University of Hawaiʻi at Mānoa
Cynthia Quinn, (808) 956-7966
Interim, Assoc Dean for Stu Srvcs, William S. RIchardson School of Law
Beverly Creamer, (808) 389-5736
Media Consultant, William S. Richardson School of Law
Posted: Aug 24, 2012

One of the country’s foremost authorities on children and a winner of the Medal of Freedom--the nation’s highest civilian honor--informed and inspired an audience during a panel discussion about poverty and children held at the William S. Richardson School of Law on August 23.

Marian Wright Edelman, founder and president of the Children’s Defense Fund, is a legendary advocate for improved education and opportunities for children, especially minority children. She shared statistics showing the growth of the number of children living in poverty, and called on people from all walks of life to create a new movement equal to the civil rights and anti-war movements of the past.

“Every 17 seconds a teenager is arrested," she said. “Every 29 seconds, a child is born into poverty.  Every 67 seconds, a child is born without health insurance.  Every 85 seconds, a child is born to a teenage mother."
Wright Edelman called the inequalities between rich and poor “a serious threat” to democracy and told the crowd, “We need to find our voice and say ‘no.'"

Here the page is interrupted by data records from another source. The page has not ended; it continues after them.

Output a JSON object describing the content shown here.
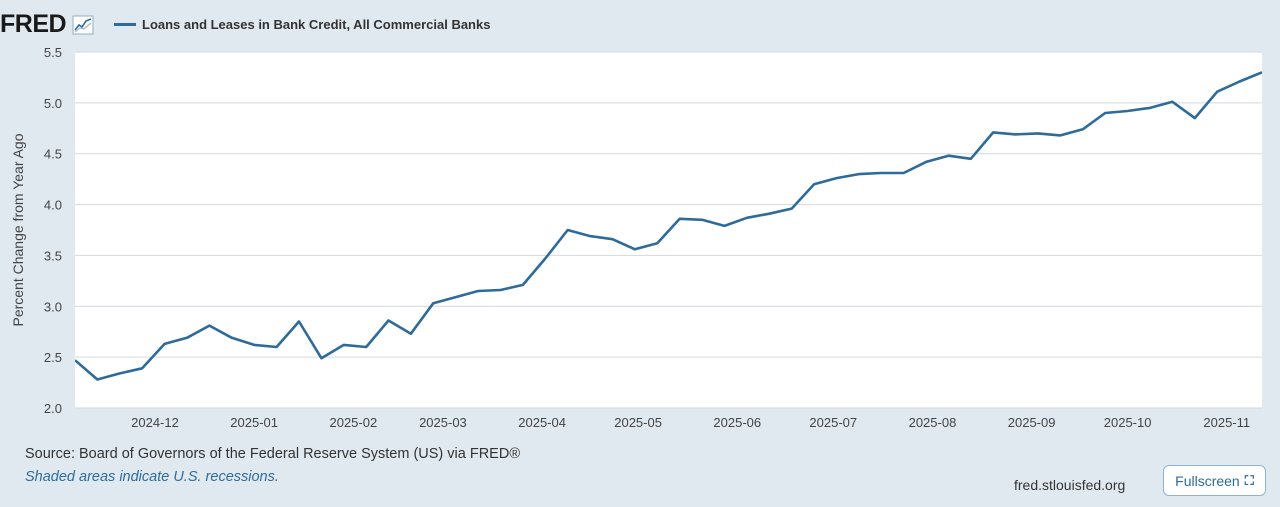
{
  "brand": {
    "logo": "FRED",
    "graph_icon": "line-chart-icon"
  },
  "chart_data": {
    "type": "line",
    "title": "",
    "legend": "top-left",
    "series": [
      {
        "name": "Loans and Leases in Bank Credit, All Commercial Banks",
        "color": "#2f6b9a",
        "dates": [
          "2024-11-06",
          "2024-11-13",
          "2024-11-20",
          "2024-11-27",
          "2024-12-04",
          "2024-12-11",
          "2024-12-18",
          "2024-12-25",
          "2025-01-01",
          "2025-01-08",
          "2025-01-15",
          "2025-01-22",
          "2025-01-29",
          "2025-02-05",
          "2025-02-12",
          "2025-02-19",
          "2025-02-26",
          "2025-03-05",
          "2025-03-12",
          "2025-03-19",
          "2025-03-26",
          "2025-04-02",
          "2025-04-09",
          "2025-04-16",
          "2025-04-23",
          "2025-04-30",
          "2025-05-07",
          "2025-05-14",
          "2025-05-21",
          "2025-05-28",
          "2025-06-04",
          "2025-06-11",
          "2025-06-18",
          "2025-06-25",
          "2025-07-02",
          "2025-07-09",
          "2025-07-16",
          "2025-07-23",
          "2025-07-30",
          "2025-08-06",
          "2025-08-13",
          "2025-08-20",
          "2025-08-27",
          "2025-09-03",
          "2025-09-10",
          "2025-09-17",
          "2025-09-24",
          "2025-10-01",
          "2025-10-08",
          "2025-10-15",
          "2025-10-22",
          "2025-10-29",
          "2025-11-05",
          "2025-11-12"
        ],
        "values": [
          2.47,
          2.28,
          2.34,
          2.39,
          2.63,
          2.69,
          2.81,
          2.69,
          2.62,
          2.6,
          2.85,
          2.49,
          2.62,
          2.6,
          2.86,
          2.73,
          3.03,
          3.09,
          3.15,
          3.16,
          3.21,
          3.47,
          3.75,
          3.69,
          3.66,
          3.56,
          3.62,
          3.86,
          3.85,
          3.79,
          3.87,
          3.91,
          3.96,
          4.2,
          4.26,
          4.3,
          4.31,
          4.31,
          4.42,
          4.48,
          4.45,
          4.71,
          4.69,
          4.7,
          4.68,
          4.74,
          4.9,
          4.92,
          4.95,
          5.01,
          4.85,
          5.11,
          5.21,
          5.3
        ]
      }
    ],
    "x_range": [
      "2024-11-06",
      "2025-11-12"
    ],
    "x_ticks": [
      "2024-12",
      "2025-01",
      "2025-02",
      "2025-03",
      "2025-04",
      "2025-05",
      "2025-06",
      "2025-07",
      "2025-08",
      "2025-09",
      "2025-10",
      "2025-11"
    ],
    "ylabel": "Percent Change from Year Ago",
    "ylim": [
      2.0,
      5.5
    ],
    "yticks": [
      "2.0",
      "2.5",
      "3.0",
      "3.5",
      "4.0",
      "4.5",
      "5.0",
      "5.5"
    ],
    "grid": true
  },
  "footer": {
    "source": "Source: Board of Governors of the Federal Reserve System (US) via FRED®",
    "note": "Shaded areas indicate U.S. recessions.",
    "url": "fred.stlouisfed.org",
    "fullscreen_label": "Fullscreen",
    "fullscreen_icon": "⛶"
  }
}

“All of us have to stand up and speak out against budget cuts. We have to wake up and speak out," she continued. "Dr. King is not coming back. We’re it. We have to find our voice.  We’ve been missing that non-violent movement to keep our country from destroying its future.  This is the most dangerous time we’ve lived in. We’ve lost our way and we have to get it back.”

Her husband, Georgetown Law Center Professor Peter Edelman, is a renowned scholar with an expertise about poverty. He warned that the number of Americans living below national poverty levels would virtually double--going from 46 million today to 86 million--if not for social assistance policies such as Social Security, food stamps, child tax credits and the women/infant/children assistance program put in place since the late 1960s and early 1970s.

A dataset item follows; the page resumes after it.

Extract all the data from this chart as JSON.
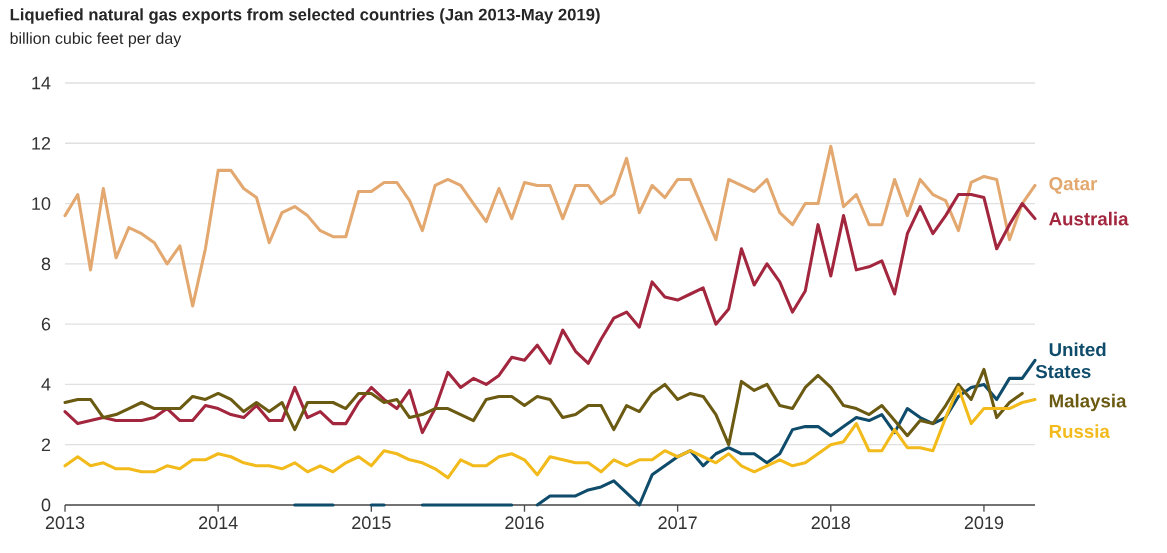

“If we didn’t have these public policies, we’d have 40 million more people in poverty,” Edelman told the audience at the Law School during the first of three appearances in Hawai‘i. Edelman, the author of the new book, "So Rich, So Poor: Why It’s So Hard to End Poverty in America,” said the U.S. today faces its worst poverty crisis in the last 12 years, equivalent to those in the early 1960s and 1980s.

At the same time, Edelman said entitlements keeping the numbers of those living in poverty from doubling are already eroding and are now under further attack. “We’ve blasted a huge hole in our safety net at the bottom," he said.

Edelman blamed the crisis on public policies beginning during the Reagan Administration, the ongoing recession, and systemic change in America’s post industrialist society where more than one-third of the population--about 103 million people--now have incomes below twice the poverty level for a family of four, which is equivalent to $46,000.

“We’ve become a low-wage country,” he said. “What happened? The industrial jobs we had that built the middle-class disappeared and were replaced by a large wave of low-paid jobs. Half of the jobs pay less than $34,000 a year. These wages have only grown by 7 percent over 40 years, that’s one-fifth a year.”

Rounding out the panel discussion, Appleseed Center executive director Victor Geminiani explained that children in Hawai‘i are particularly at risk, because of the state’s high cost of living, low wages and lack of housing. He said 40 percent of children on the National School Lunch Program in Hawai‘i are going without breakfast even though they’re eligible for the federal program that also provides breakfasts for children in poverty. His organization is helping a pilot program to change that in three schools in high poverty areas.

Professor Calvin Pang from the Law School noted that Hawai‘i’s poverty statistics are rising, and have now hit 12.5 percent of the population, or 156,000 people, compared to 7.5 percent just five years ago. Additionally the rate of homelessness in Hawai‘i is “the highest in the nation,” said Pang, with 6,100 people homeless, 41 percent of them children. Of that number, 2,500 are unsheltered.

The Edelmans’ appearances in Hawai’i were co-sponsored by the University of Hawai‘i Law School and the Hawai‘i Appleseed Center for Law and Economic Justice.